The government offered nothing more than a weary version of three more years of the previous three.
With a growing list of problems to be faced now and into the future, the government didn’t offer any real solutions. In particular, their policies on climate change seemed to amount to nothing more than the same old remedies. It is safe to say that the climate wars that have divided the nation for a decade are now over.
Climate change was acknowledged as the biggest problem facing the nation and the world. Labor probably had some excuse for not being more serious (see earlier comments), but the coalition’s policy lacked urgency and commitment to reach net-zero by 2050.
When it became apparent that Labor would be victorious either in its own right or with the assistance of the Greens or Teal Independents, Antony Green finally called it a night. I became very emotional. Finally, the nightmare of hard-right governance was over.
I’m not sure how many elections I have left in me. Still, at least my country is in better hands now, and we can anticipate a new season of honesty. Notwithstanding the enormity of the Labor Party’s problems, a better-united future awaits us if we take the opportunities presented.
It must keep its promises, including a national corruption authority, and see that those guilty of criminality and rorting be punished for their misdeeds.
The Coalition is beset with internal divisions and a disregard for science. It will have a chance to address the folly of its ways. It should learn that governing with lying extremist leaders is futile. That economics and society are inextricably joined at the hip and should be treated that way.

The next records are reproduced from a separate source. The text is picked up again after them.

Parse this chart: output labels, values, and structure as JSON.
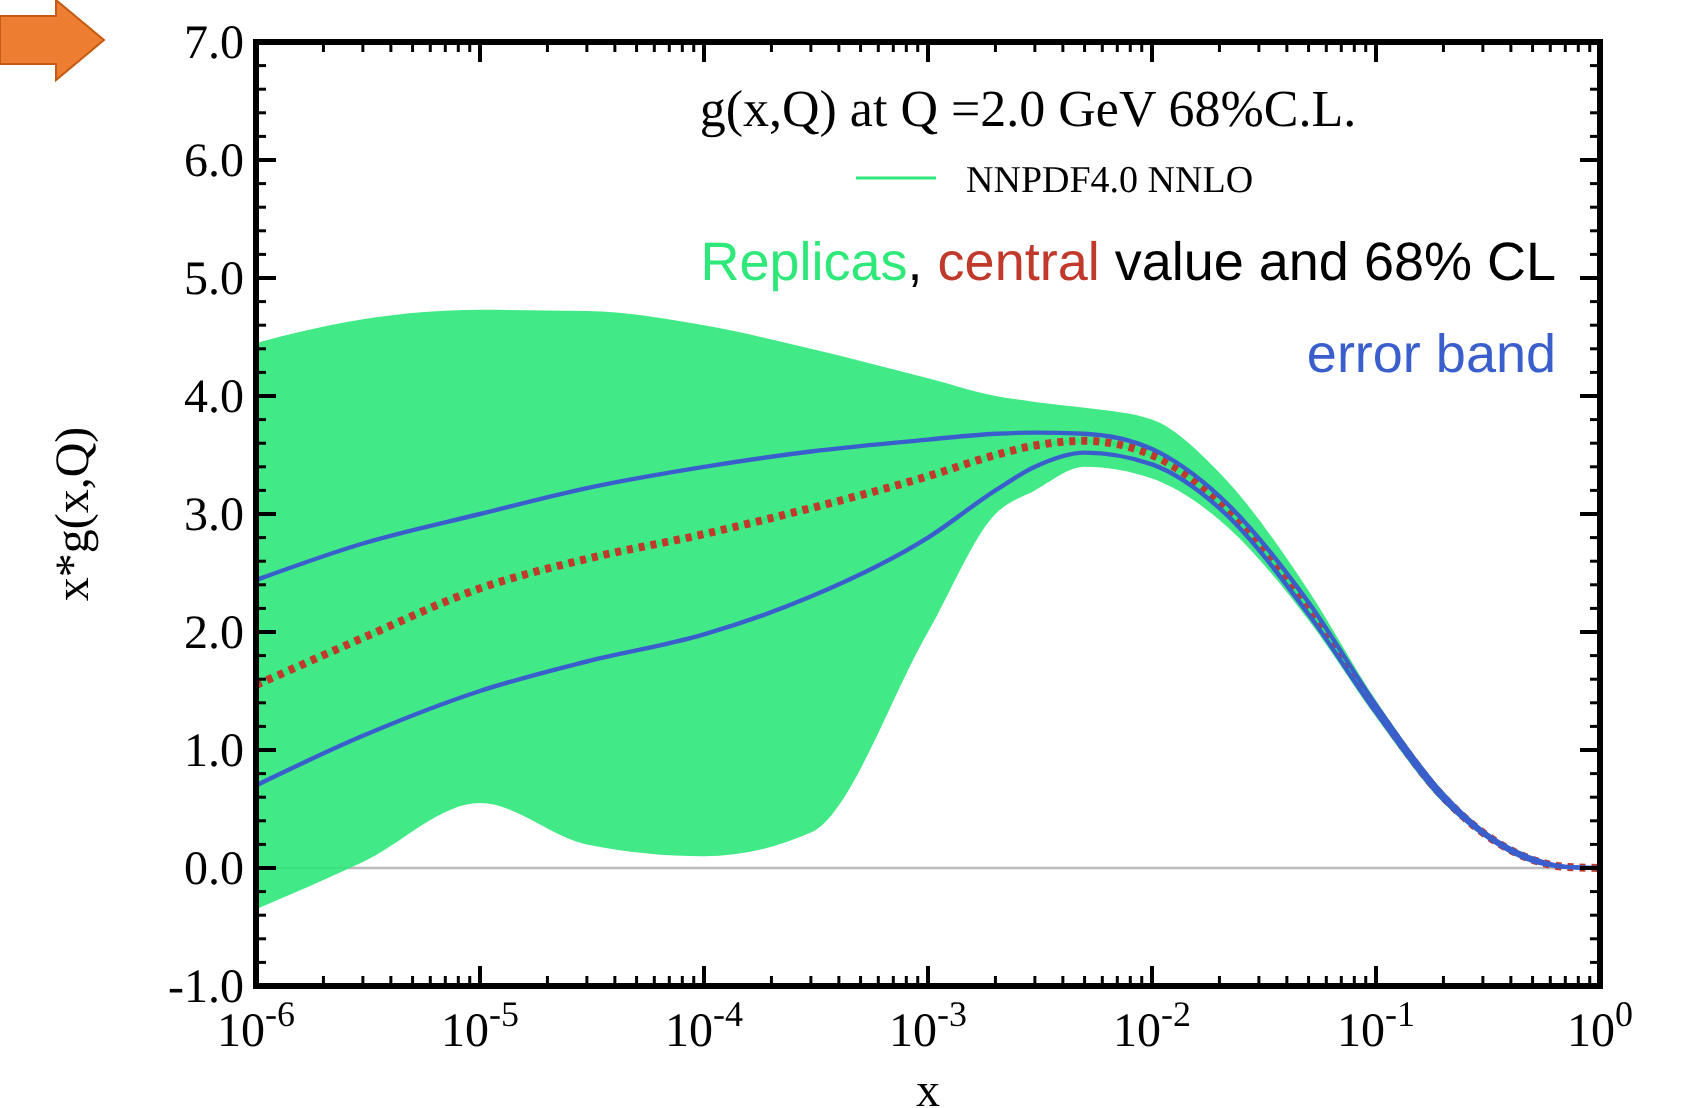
{
  "chart_data": {
    "type": "line",
    "title": "g(x,Q) at Q =2.0 GeV 68%C.L.",
    "xlabel": "x",
    "ylabel": "x*g(x,Q)",
    "annotations": [
      "Replicas",
      ", ",
      "central",
      " value and 68% CL",
      "error band"
    ],
    "x": [
      1e-06,
      3e-06,
      1e-05,
      3e-05,
      0.0001,
      0.0003,
      0.001,
      0.002,
      0.003,
      0.005,
      0.01,
      0.02,
      0.05,
      0.1,
      0.2,
      0.3,
      0.5,
      0.7,
      1
    ],
    "log": "x",
    "xlim": [
      1e-06,
      1
    ],
    "xticks": [
      {
        "value": 1e-06,
        "label": "10$^{-6}$"
      },
      {
        "value": 1e-05,
        "label": "10$^{-5}$"
      },
      {
        "value": 0.0001,
        "label": "10$^{-4}$"
      },
      {
        "value": 0.001,
        "label": "10$^{-3}$"
      },
      {
        "value": 0.01,
        "label": "10$^{-2}$"
      },
      {
        "value": 0.1,
        "label": "10$^{-1}$"
      },
      {
        "value": 1,
        "label": "10$^{0}$"
      }
    ],
    "ylim": [
      -1,
      7
    ],
    "yticks": [
      {
        "value": -1,
        "label": "-1.0"
      },
      {
        "value": 0,
        "label": "0.0"
      },
      {
        "value": 1,
        "label": "1.0"
      },
      {
        "value": 2,
        "label": "2.0"
      },
      {
        "value": 3,
        "label": "3.0"
      },
      {
        "value": 4,
        "label": "4.0"
      },
      {
        "value": 5,
        "label": "5.0"
      },
      {
        "value": 6,
        "label": "6.0"
      },
      {
        "value": 7,
        "label": "7.0"
      }
    ],
    "legend": "top right",
    "ref_lines": [
      {
        "axis": "y",
        "value": 0,
        "color": "#bbbbbb"
      }
    ],
    "series": [
      {
        "name": "NNPDF4.0 NNLO",
        "color": "#2ee87a",
        "line_style": "solid",
        "values": [
          1.55,
          1.95,
          2.37,
          2.62,
          2.83,
          3.05,
          3.32,
          3.5,
          3.58,
          3.62,
          3.5,
          3.1,
          2.2,
          1.35,
          0.6,
          0.3,
          null,
          null,
          null
        ],
        "lower": [
          -0.35,
          0.05,
          0.55,
          0.2,
          0.1,
          0.3,
          2.0,
          3.0,
          3.2,
          3.4,
          3.3,
          2.95,
          2.1,
          1.28,
          0.55,
          0.27,
          0.05,
          0,
          0
        ],
        "upper": [
          4.45,
          4.65,
          4.73,
          4.72,
          4.6,
          4.4,
          4.15,
          4.0,
          3.95,
          3.9,
          3.8,
          3.35,
          2.35,
          1.42,
          0.65,
          0.33,
          0.09,
          0.02,
          0
        ]
      },
      {
        "color": "#c0392b",
        "line_style": "dotted",
        "values": [
          1.55,
          1.95,
          2.37,
          2.62,
          2.83,
          3.05,
          3.32,
          3.5,
          3.58,
          3.62,
          3.5,
          3.1,
          2.2,
          1.35,
          0.6,
          0.3,
          0.07,
          0.01,
          0
        ]
      },
      {
        "color": "#3a5fcd",
        "line_style": "solid",
        "values": [
          2.44,
          2.75,
          3.0,
          3.22,
          3.4,
          3.53,
          3.63,
          3.68,
          3.69,
          3.68,
          3.55,
          3.15,
          2.25,
          1.38,
          0.62,
          0.31,
          0.08,
          0.01,
          0
        ]
      },
      {
        "color": "#3a5fcd",
        "line_style": "solid",
        "values": [
          0.7,
          1.12,
          1.5,
          1.75,
          1.98,
          2.3,
          2.8,
          3.2,
          3.4,
          3.52,
          3.42,
          3.05,
          2.15,
          1.32,
          0.58,
          0.29,
          0.06,
          0.01,
          0
        ]
      }
    ]
  }
}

Albanese now has to govern for all Australians (his words), and he must do so with more zeal than he has campaigned with. Bold, vigorous, and empathetic in the face of so many wanting a slice of an ever-dwindling pie. Equality, transparency and responsibility were also promises that will need to be kept.
Without delay, the new Prime Minister should begin working on bringing the country together and ensuring trust and truth is paramount.
Interest rates will continue to rise; inflation will be an ongoing problem, wages are stagnant, and diplomacy with China needs urgent attention. Ukraine still threatens global energy security, and the most damaging effects of global warming are now visible to all and sundry.
My thought for the day
Substantial and worthwhile change often comes with short-term controversy, but the pain is worth it for the long-term prosperity of all.